While laparoscopic techniques are used by the patient, the surgeon has new difficulties that were not present during open surgical procedures. These difficulties include deeply understood weaknesses, the ability to develop mental health models of the anatomical environments, and the coordination. They also have more fatigue.
The view of the functional state of monitoring is widely separated from the field of action, so the surgeon must overcome the natural thing to focus the eyes on the activity of the hands. The two-dimensional view of a three-dimensional field must be interpreted and synchronized with the movement of an instrument. This loss of binocular information leads to hand-eye coordination and cognitive mapping.
Compared with open surgery, the depths in laparoscopic surgery are depreciated due to different characteristics of imaging technology. Firstly, the image of the camera is a two-dimensional image and there is no deep sense of bococular diversity. Inequalities are essential for judgments on relative depth and for performance at different distances. Secondly, the camera’s visual field image (FOV) provides much less than the full FOV that gives open surgery.
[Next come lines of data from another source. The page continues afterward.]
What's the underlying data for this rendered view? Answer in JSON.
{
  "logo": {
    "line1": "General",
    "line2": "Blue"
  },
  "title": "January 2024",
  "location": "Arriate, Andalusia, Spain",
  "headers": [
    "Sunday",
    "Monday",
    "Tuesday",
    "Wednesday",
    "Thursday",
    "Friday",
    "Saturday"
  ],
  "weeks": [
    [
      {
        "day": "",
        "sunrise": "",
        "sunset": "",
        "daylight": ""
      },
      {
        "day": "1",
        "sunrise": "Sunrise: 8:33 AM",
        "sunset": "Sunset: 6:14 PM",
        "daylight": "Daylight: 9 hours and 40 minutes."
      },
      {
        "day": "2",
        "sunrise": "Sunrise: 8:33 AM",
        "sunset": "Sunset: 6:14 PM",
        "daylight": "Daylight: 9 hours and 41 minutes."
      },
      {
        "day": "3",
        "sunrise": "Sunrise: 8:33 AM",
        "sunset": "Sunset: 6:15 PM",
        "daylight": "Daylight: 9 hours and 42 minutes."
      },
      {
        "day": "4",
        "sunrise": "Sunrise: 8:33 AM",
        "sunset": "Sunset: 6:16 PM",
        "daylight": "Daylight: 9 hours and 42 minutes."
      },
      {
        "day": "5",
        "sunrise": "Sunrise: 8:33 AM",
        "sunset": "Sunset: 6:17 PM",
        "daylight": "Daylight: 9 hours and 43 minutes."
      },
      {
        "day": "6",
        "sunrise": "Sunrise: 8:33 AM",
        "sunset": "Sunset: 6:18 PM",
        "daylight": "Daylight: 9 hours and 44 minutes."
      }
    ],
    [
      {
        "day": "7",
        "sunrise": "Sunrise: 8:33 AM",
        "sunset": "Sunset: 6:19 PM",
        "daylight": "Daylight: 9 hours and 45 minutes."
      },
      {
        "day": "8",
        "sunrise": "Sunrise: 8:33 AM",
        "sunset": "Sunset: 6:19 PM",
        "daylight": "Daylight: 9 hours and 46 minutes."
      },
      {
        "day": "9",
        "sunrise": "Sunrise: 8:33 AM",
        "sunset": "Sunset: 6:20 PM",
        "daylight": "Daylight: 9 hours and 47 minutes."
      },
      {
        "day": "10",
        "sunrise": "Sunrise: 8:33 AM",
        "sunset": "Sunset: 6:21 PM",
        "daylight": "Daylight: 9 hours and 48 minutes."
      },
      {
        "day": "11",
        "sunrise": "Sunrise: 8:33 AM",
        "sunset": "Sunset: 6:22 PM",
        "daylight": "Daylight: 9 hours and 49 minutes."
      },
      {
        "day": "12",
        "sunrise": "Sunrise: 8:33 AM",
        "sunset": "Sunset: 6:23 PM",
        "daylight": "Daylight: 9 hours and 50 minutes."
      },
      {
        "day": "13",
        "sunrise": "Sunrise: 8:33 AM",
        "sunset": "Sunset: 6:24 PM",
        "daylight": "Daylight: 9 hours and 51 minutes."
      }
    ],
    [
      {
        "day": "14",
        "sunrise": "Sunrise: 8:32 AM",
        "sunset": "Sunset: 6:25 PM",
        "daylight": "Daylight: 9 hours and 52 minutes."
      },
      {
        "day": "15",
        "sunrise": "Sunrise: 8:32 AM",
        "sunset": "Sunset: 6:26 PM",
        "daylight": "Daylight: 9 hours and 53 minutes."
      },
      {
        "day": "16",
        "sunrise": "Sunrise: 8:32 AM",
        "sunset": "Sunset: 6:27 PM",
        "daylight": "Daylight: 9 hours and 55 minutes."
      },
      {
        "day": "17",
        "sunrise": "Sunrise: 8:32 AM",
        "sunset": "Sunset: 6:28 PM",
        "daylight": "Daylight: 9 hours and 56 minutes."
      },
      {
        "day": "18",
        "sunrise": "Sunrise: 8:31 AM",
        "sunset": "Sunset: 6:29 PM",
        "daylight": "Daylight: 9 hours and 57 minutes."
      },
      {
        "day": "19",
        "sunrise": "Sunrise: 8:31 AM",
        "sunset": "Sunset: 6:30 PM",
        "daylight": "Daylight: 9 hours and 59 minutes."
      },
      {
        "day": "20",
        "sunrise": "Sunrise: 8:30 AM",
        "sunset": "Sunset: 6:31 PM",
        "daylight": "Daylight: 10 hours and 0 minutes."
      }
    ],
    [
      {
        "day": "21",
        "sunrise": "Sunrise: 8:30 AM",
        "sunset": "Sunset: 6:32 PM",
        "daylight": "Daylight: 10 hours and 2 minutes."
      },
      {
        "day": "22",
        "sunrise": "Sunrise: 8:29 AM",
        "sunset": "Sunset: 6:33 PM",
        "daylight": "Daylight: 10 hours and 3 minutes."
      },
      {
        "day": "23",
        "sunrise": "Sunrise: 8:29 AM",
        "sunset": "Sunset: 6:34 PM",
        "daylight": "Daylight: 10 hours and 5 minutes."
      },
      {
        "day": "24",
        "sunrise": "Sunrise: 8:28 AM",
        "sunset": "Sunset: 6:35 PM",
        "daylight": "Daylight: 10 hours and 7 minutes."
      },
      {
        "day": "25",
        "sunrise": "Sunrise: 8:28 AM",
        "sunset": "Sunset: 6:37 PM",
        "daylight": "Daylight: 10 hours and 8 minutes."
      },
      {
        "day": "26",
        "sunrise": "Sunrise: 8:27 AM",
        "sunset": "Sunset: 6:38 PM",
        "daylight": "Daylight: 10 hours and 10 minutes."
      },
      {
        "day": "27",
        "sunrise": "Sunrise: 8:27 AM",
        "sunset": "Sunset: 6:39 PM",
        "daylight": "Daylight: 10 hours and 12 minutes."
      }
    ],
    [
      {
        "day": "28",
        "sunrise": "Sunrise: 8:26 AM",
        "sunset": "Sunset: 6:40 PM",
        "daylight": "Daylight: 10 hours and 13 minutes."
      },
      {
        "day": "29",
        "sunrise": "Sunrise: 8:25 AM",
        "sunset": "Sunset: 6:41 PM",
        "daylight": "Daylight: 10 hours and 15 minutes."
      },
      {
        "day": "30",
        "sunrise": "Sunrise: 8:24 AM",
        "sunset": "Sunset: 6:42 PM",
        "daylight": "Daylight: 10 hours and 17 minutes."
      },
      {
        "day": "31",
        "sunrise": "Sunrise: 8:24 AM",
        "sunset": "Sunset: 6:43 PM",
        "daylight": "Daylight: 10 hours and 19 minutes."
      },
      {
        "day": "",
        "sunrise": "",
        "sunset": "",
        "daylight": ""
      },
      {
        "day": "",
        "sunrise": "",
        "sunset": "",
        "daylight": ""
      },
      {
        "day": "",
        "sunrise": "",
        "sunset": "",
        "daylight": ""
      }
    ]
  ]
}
In the context of laparoscopic surgery, surgeons reported that FOV was limited as a contributing factor to restrictions and difficulties. Thirdly, camera movement is limited because it is located in the patient’s abdominal wall. An assistant aims to keep the camera in a stop to prevent the surgeon’s of spatial, fatigue, and nausea.
When poor information is impoverished, as in laparoscopic surgery, surgeons need to “fill in” the missing information by developing mental models of the three-dimensional space from the images.
yes, with cognitive errors and workload. In short, laparoscopic surgery requires different visual skills and cognitive processing demands more than open surgery.